Ser la chica de Morelli tiene sus compensaciones. Se me conceden ciertos privilegios, como que, de vez en cuando, contesten a mis preguntas.
El paso a nivel de la calle Deeter tiene barreras y campana. Nos encontrábamos a casi cien metros de allí, porque el tren había empujado al coche a esa distancia. El tren era largo y se perdía más allá de la calle Deeter. Desde donde estábamos podía ver que las barreras estaban bajadas. Supongo que es posible que hubieran funcionado mal y que las hubieran bajado después del accidente. Pero lo que yo creía era que el coche había sido aparcado en las vías intencionadamente para que el tren se lo llevara por delante.
Vi a Mary Maggie al otro lado de la calle y la saludé con la mano. Se abrió paso entre los curiosos y llegó a mi lado. Desde lejos, echó una primera mirada al coche y se puso pálida.
– Oh, Dios mío -dijo con los ojos desorbitados y la impresión claramente visible en su rostro.
Presenté a Mary Maggie a Tom y le expliqué su posible relación de pertenencia.
– Si nos acercamos más, ¿cree que podría confirmarnos si es su coche? -preguntó Tom.
– ¿Hay alguien dentro?
– No lo sabemos. No hemos visto nada. Es posible que esté vacío. Pero la verdad es que no lo sabemos.
– Me estoy mareando -dijo Mary Maggie.
Todo el mundo se movilizó. Agua, amoniaco, bolsa de papel. No sé de dónde sacaron todo aquello. Los polis pueden ser muy eficientes cuando tienen delante a una luchadora con náuseas.
Una vez que Mary Maggie dejó de sudar y recobró el color de sus mejillas, Bell la acompañó hasta el coche. Costanza y yo les seguimos un par de pasos atrás. No tenía especial interés en ver la escabechina, pero tampoco quería perderme nada.
Todos nos detuvimos a unos tres metros del coche. El tren estaba parado, pero Bell tenía razón: la máquina emitía un calor sofocante. El impresionante tamaño del tren resultaba abrumador incluso estando inmóvil.
Mary Maggie miró a los restos del coche y se tambaleó.

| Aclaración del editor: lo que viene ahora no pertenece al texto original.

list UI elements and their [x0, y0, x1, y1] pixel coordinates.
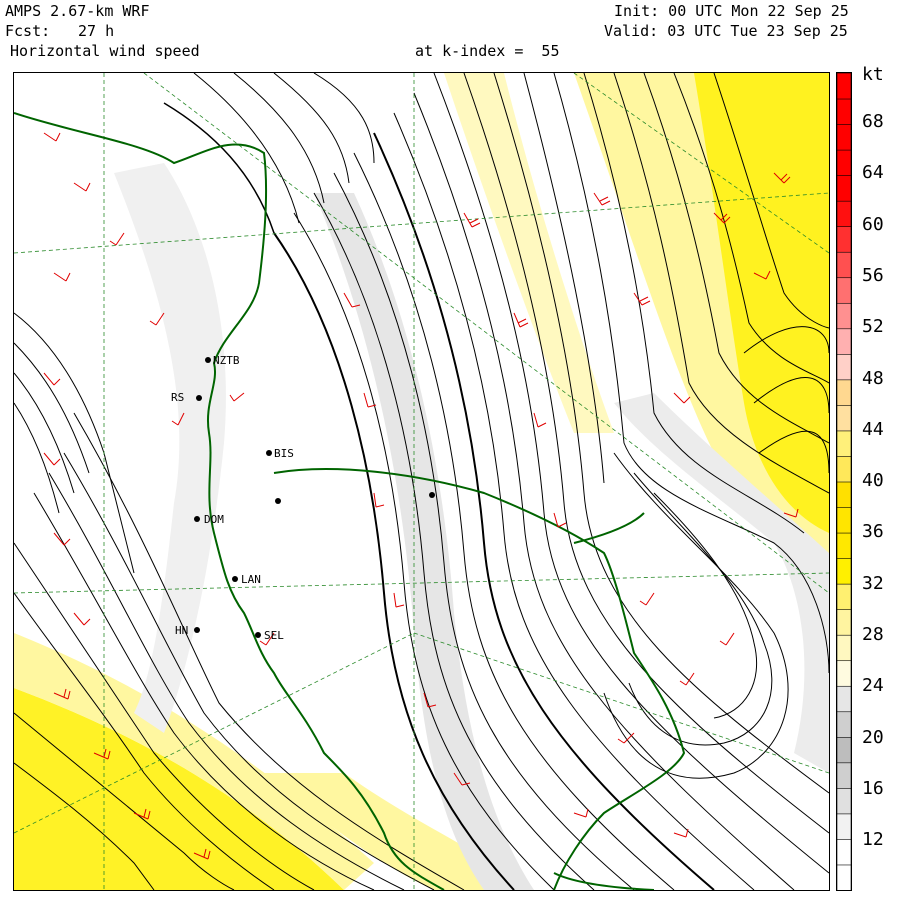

– Es mi coche -dijo-. Creo.
– ¿Cómo lo sabe? -le preguntó Bell.
– Puedo ver parte del tejido de la tapicería. Mi tío hizo tapizar los asientos en azul. No era el color normal de la tapicería.
– ¿Algo más?
Mary Maggie negó con la cabeza.
– Creo que no. No queda mucho que ver.
Volvimos a nuestro sitio y nos reunimos de nuevo. Aparecieron unos camiones con pesada maquinaria de rescate y se pusieron a trabajar en el Cadillac. Tenían preparada una grúa, pero empezaron a cortar el coche con sopletes de acetileno para separarlo del tren. Empezaba a oscurecer y trajeron focos para iluminar la zona, lo que dio a la escena el aspecto de un estremecedor decorado de cine.